Lost in Retrospect: Man of Science, Man of Faith

While the season 2 premiere is not a bad episode by a long shot, it loses a lot of the brownie points, the goodwill and the tension built up by the previous story though it’s incredibly slow pace and near-complete failure to build on the mysteries and cliffhangers.

For a quick refresh on the episode, I suggest you check out Lostiepdia’s excellent Wiki page.

Season 2 was the one that came the closest to losing me as a viewer, and I think this episode perfectly encapsulates why. Sure, there were a lot of good things about season 2, from it’s incredibly physiological bent to the introduction of characters like “Henry Gale” and Mr. Eko, but it was constantly wrestling with the problem of having to make 22 episodes of television ¬†despite only having 10 episodes worth of story to tell. I had no objection to the idea of bringing in new characters, but the majority of them felt like distractions from the myth arc rather than contributions to it — later seasons would do a far better job at this task.

The dynamics within the Losties are stretched — not in a dramatic sense, but rather, we get more of what we were getting at the end of “Exodus”, with no resolution, no changes, nothing new. Jack and Locke continue to spar, with the latter bucking what little authority the former has managed to create, and despite how cracking their scenes are, there’s only so many times that these two alpha males can butt heads over the same issue before it gets boring. Thankfully, they’ll get a new issue soon. For a moment, it seemed like we’d get movement with Hurley and the Numbers, as he told Jack about the his time in the psych ward and winning the lottery, but the only return we got was Jack’s shrug and continued assurance that nothing weird is going on whatsoever. This isn’t to say there weren’t some good moments: Jack continued to have some good leader moments, which seem almost tragic in light of what goes down in latter seasons, and there’s something really disturbing about the way Locke completely shrugged off the concerns of Jack, Hurley and Kate and only paid lipservice to the A-Team’s goal being the safety of the rest of the Losties and not the satisfaction of John Locke’s curiosity.

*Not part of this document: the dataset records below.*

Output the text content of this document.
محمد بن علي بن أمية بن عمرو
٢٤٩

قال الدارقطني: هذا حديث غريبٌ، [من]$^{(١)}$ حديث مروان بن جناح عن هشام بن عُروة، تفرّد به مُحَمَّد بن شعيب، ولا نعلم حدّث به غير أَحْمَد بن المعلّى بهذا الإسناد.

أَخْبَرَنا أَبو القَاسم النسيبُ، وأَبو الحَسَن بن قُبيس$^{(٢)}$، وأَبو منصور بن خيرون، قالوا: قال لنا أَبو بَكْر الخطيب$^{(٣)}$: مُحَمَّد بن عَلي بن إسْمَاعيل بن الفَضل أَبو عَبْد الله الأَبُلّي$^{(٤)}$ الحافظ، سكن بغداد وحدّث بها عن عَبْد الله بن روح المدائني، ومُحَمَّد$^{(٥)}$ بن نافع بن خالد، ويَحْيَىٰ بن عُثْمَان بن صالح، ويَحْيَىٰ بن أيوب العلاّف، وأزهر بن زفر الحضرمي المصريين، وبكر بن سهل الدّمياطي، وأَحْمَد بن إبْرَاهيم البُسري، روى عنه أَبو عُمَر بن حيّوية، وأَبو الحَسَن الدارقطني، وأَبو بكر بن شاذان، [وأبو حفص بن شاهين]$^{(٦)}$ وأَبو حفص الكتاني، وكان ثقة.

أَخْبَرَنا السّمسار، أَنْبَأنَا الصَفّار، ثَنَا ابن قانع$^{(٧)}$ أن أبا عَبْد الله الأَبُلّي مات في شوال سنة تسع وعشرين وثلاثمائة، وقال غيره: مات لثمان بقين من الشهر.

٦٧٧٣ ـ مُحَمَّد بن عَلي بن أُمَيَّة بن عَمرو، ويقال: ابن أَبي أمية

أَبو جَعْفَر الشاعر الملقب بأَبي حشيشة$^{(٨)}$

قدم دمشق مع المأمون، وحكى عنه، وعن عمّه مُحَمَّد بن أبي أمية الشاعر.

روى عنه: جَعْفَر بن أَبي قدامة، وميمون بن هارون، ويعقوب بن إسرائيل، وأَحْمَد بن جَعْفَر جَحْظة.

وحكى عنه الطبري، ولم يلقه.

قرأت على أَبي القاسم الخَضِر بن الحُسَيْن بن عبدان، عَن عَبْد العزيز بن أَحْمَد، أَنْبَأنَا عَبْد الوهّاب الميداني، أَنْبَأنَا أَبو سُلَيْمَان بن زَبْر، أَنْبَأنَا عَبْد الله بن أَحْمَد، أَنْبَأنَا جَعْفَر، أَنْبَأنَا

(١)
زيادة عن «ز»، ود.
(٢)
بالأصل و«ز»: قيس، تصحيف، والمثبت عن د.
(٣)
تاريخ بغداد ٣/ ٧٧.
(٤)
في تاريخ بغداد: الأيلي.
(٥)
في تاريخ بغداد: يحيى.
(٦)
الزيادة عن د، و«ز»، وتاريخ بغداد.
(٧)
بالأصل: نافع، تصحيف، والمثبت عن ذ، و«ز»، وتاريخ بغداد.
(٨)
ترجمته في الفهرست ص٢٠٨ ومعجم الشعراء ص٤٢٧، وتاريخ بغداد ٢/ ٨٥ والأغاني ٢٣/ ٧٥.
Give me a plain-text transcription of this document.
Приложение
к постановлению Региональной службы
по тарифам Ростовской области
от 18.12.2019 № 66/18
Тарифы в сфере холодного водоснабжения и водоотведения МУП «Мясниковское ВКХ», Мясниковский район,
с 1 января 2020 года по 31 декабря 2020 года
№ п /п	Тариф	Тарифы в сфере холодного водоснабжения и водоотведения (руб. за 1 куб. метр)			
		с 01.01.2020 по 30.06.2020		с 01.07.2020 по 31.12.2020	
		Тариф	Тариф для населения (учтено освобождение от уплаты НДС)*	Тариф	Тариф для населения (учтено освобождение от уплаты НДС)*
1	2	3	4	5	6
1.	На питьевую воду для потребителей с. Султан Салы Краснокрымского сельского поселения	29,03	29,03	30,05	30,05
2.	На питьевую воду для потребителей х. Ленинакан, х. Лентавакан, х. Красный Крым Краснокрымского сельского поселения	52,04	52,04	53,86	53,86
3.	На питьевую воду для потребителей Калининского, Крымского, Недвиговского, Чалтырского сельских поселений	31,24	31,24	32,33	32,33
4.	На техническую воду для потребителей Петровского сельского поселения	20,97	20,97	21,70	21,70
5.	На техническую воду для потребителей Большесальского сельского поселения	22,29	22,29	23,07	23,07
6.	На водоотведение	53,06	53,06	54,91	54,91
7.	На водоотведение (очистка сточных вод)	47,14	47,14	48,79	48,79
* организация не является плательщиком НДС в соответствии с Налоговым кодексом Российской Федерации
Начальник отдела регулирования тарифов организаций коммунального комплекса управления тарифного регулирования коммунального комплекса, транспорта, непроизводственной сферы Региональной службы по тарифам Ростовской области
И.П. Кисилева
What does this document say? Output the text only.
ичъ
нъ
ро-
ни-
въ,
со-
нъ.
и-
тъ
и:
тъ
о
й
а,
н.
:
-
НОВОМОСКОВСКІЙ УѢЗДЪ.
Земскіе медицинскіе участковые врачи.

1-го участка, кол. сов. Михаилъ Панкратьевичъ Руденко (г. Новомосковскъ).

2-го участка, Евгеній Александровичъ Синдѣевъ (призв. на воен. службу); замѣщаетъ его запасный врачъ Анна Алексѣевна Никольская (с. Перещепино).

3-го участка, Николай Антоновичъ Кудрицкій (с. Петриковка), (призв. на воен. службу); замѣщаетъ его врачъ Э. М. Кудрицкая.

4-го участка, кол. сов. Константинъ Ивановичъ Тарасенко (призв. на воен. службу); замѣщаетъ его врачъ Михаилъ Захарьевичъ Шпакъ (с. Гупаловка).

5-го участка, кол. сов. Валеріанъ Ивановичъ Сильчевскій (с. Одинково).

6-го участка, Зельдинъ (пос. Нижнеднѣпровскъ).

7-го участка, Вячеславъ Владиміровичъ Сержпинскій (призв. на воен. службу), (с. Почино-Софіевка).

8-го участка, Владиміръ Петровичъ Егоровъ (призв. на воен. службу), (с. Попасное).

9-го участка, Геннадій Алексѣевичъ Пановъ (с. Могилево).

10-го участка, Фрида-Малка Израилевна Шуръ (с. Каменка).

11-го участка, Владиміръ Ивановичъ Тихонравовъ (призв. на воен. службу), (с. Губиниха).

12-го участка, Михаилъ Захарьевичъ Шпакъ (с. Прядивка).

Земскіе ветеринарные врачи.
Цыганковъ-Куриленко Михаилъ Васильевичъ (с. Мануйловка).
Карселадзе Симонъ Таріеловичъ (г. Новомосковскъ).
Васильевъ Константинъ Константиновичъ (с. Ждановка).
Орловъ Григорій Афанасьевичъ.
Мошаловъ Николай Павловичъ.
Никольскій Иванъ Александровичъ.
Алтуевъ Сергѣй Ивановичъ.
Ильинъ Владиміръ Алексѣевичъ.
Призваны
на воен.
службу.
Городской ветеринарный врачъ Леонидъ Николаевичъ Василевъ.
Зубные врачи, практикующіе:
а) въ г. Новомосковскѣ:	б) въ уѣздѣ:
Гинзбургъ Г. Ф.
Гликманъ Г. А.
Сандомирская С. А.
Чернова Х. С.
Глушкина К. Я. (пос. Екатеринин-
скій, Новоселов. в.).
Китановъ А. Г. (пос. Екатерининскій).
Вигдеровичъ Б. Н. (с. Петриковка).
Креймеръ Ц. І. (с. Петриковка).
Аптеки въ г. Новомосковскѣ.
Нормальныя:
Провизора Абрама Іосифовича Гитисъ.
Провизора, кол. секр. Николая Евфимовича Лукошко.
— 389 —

Easily the best part of the episode were the all-too-brief scenes in the Hatch itself. The teaser is still an absolutely phenomenal sequence as it sucks us into thinking we’re in some strange 1970s flashback before whamming us with the reveal. Even better is the scene when Jack first descends into the Hatch and begins exploring. Mostly dialogue-free, it’s shot in such a deliberately dark, claustrophobic way that would define much of how we saw the Hatch for the rest of the season, a place that seems designed to drive people completely insane. I still twitched and jumped when the mirror moved to get a better look at Jack, when the music started playing, when the light came on… All fantastic. Desmond’s introduction was incredibly brief, but memorable: I quite liked how the reveal of him being in the Hatch came after a whole episode of Jack refuting anything particularly weird or overly coincidental going on.

I don’t really have much to say about the flashbacks: they provided some nice counterpoints to things going on in the Island storyline, such as Hurley’s comment on poor bedside manner going to Christian making the same comment, followed by Jack making a very optimistic speech to the Losties. I also really don’t have much to say on ghost!Walt that appeared in the jungle, because even now, I don’t have much of an idea of it was and why it was important. Perhaps Shannon was actually sensitive to spirits, ala Hurley, but that plotline was never expanded upon? But then why would Walt be showing up? Was this a psychic distress signal that he was broadcasting from the Others’ boat, using his special powers? We don’t know, do we? And we’re not likely to find out, and it has no real bearing on the myth arc, and for that reason I’ve never devoted much brainpower to puzzling it out.

The funny thing about this episode is that it’s very skippable, despite being a season premiere. Episode 3 is the one that really gets down to brass tacks, plotwise. And while the atmospheric introduction to the Swan Station is something to behold, I’m not sure I’d have the patience to watch through this episode again unless I was doing another completist rewatch.